Mitsotakis has also taken advantage of American annoyance with Erdogan’s relations with Russia and his delay in approving NATO enlargement to Finland and Sweden to boost ties with Washington. In May, he was the first Greek prime minister to address Congress and urged lawmakers to reconsider arms sales to Turkey.

He has said Greece will buy F-35s, while Turkey, denied F-35s because of its purchase of a Russian air defense system, is still pressing to get more F-16s and modernization kits, using NATO enlargement as leverage.

But Erdogan is facing considerable problems at home, making tensions with Greece an easy and traditional way to divert attention and rally support.

Erdogan is presiding over a disastrous economy, with inflation running officially at 83% a year — but most likely higher — and the currency depreciating. Turkish gross domestic product per capita, a measure of wealth, has dropped to about $7,500 from more than $12,600 in 2013, based on Turkey’s real population, which now includes some 4 million Syrian refugees, according to Bilge Yilmaz, a professor at the Wharton School of the University of Pennsylvania.

Erdogan has kept cutting interest rates against conventional economic advice. “We need to reverse monetary policy,” said Yilmaz, who is touted as a likely finance minister should Erdogan lose the election. “A strong adjustment of the economy will not be easy.”

There is also growing popular resentment of the continuing cost of the refugees, who were taken in by Erdogan as a generous gesture to fellow Muslims in difficulty.

Still, Erdogan is thought to have a solid 30% of the vote as his base, and government-controlled media dominate, with numerous opposition journalists and politicians jailed or silenced.
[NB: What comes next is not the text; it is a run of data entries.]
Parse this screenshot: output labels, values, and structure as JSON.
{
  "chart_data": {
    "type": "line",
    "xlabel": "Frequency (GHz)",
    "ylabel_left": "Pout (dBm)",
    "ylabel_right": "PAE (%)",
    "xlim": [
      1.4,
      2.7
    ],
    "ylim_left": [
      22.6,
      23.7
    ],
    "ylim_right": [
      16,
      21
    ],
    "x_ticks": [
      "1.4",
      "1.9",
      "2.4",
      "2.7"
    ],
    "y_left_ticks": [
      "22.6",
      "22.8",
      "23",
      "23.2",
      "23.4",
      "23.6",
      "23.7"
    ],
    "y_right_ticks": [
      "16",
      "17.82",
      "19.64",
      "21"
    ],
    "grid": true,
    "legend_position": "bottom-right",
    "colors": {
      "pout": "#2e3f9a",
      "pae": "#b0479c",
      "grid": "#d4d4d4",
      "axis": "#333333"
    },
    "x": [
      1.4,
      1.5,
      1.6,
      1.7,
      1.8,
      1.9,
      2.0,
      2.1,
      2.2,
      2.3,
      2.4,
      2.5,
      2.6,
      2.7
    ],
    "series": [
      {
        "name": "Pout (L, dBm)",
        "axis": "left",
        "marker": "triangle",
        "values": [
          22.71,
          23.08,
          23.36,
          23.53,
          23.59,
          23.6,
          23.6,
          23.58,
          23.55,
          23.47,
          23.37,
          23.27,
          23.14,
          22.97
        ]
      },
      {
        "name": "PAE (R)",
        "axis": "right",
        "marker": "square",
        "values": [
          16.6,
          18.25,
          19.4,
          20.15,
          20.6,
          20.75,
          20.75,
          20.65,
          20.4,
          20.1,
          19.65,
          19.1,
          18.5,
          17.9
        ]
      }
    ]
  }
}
In a report Wednesday, the EU criticized “democratic backsliding” and said that “in the area of democracy, the rule of law and fundamental rights, Turkey needs to reverse the negative trend as a matter of priority with addressing the weakening of effective checks and balances in the political system.”

Still, at this point, analysts think Erdogan could lose his majority in parliament and might just lose the presidential election itself.
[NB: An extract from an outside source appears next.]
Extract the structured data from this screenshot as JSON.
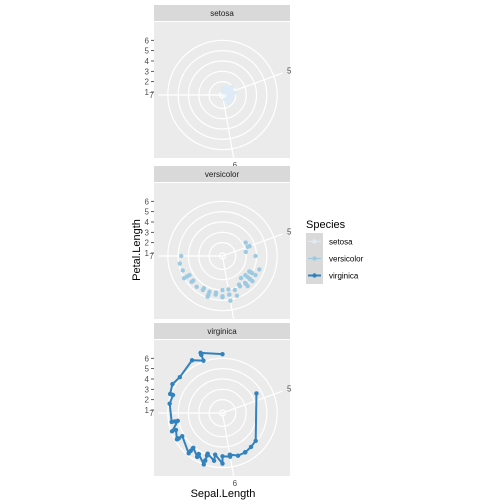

That is an analysis firmly rejected by Erdogan’s Justice and Development Party, the AKP, said Volkan Bozkir, a former diplomat and member of parliament, who says flatly that Erdogan and his party will be reelected.

Constantinos Filis, the director of the Institute of Global Affairs at the American College of Greece, believes that Erdogan is trying to keep all options open, “casting Greece as a convenient external threat and creating a dangerous framework within which he could justify a potential move against Greece in advance.”

As for Washington, he said, it is telling Erdogan: “Thank you for what you did in Ukraine. Of course you haven’t imposed sanctions on Russia, but OK, you’re in a difficult position, strategically, diplomatically, economically — but don’t dare to do something in the Aegean or the eastern Mediterranean that will bring trouble to NATO.”

More likely, Filis said, Erdogan would again send migrants toward Europe, or launch another energy exploration in disputed areas off Cyprus or Crete, which produced near clashes in 2020, or intercept a Greek ship transporting military equipment to one of the Aegean Islands.

Ulgen also does not expect armed conflict but would not be surprised. “It could happen; it’s not something we can rule out anymore,” he said. “But if it happens, it will be small-scale.”